Can I submit more than one idea?

Yes, you are welcome to submit more than one idea, but each idea requires its own submission, and only one will be accepted.

How will my submission be evaluated?

Ideas will be evaluated across two primary dimensions: 1) potential for impact and 2) feasibility to implement. Within these categories, we consider various factors as we evaluate submissions. Your idea does not need to address each and every question. We offer the below categories and questions as a guide to help authors as they consider their proposal: Understanding of the problem—Does the author articulate an understanding of the issue and experience working on this particular problem within or outside of government? Novelty of solution—Is the idea new? Does the idea impact a new area of policy, or present an opportunity for an agency or department to apply an idea in a new way? Does the idea have potential to grow and scale as a result of the federal government taking action? Urgency and need—Does the proposal aim to take on a burning issue on a national stage lacking creative ideas for how to solve it?
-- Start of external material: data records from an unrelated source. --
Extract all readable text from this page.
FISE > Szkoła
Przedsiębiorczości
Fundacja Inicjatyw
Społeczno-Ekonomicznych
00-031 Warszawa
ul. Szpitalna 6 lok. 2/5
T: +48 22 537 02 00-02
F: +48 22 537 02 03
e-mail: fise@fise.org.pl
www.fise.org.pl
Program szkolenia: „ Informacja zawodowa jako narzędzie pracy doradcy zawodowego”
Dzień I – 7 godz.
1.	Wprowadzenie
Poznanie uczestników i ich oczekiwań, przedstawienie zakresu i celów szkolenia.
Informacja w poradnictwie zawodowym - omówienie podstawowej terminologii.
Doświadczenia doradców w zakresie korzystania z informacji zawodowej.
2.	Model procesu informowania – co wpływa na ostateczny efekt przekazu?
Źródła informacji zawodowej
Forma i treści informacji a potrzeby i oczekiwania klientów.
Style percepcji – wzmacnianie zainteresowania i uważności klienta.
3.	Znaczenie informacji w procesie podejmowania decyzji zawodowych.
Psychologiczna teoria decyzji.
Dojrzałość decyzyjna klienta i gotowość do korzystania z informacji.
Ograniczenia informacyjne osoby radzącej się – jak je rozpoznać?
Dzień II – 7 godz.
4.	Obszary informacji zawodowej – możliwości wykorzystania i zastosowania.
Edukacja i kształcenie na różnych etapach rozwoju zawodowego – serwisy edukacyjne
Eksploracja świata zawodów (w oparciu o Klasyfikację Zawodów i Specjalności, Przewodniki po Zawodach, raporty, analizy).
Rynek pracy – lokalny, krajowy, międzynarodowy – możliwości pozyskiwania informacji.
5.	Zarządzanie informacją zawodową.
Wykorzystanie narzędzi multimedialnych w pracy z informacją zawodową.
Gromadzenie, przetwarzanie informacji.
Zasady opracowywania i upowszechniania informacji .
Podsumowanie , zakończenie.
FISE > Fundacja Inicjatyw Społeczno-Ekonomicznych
Does the idea draw attention to an issue that is an emerging opportunity or potential threat? Does the idea propose an action that would otherwise not happen if the government failed to act? Potential for implementation—Is the proposal aligned with any ongoing or existing actions? Is there any historical precedent from previous/current administrations taking on the issue, and are there current ongoing efforts to address it? Does the idea have potential to appeal to a bipartisan audience? Does it already have a champion or sponsor within the government working on the issue? Required resources—What financial resources might be required to move the idea forward? Does it require new investment? Is there a way to utilize existing funds in a new way to provide financial support? Target audience/customer—Does the idea have a clear policy platform and audience to act on it? Is it something that can be executed on by the executive branch, or is it better suited for a specific agency or congress to work on? Is it something appropriately scoped or scaled for a particular high-level policymaker? ​We seek a wide range of ideas covering diverse topics and plan to select the best ideas that are submitted.

Where will my idea be published if it is accepted?

We host all papers on our website upon completion. Authors retain the rights to share, use, post, and disseminate the paper wherever they choose.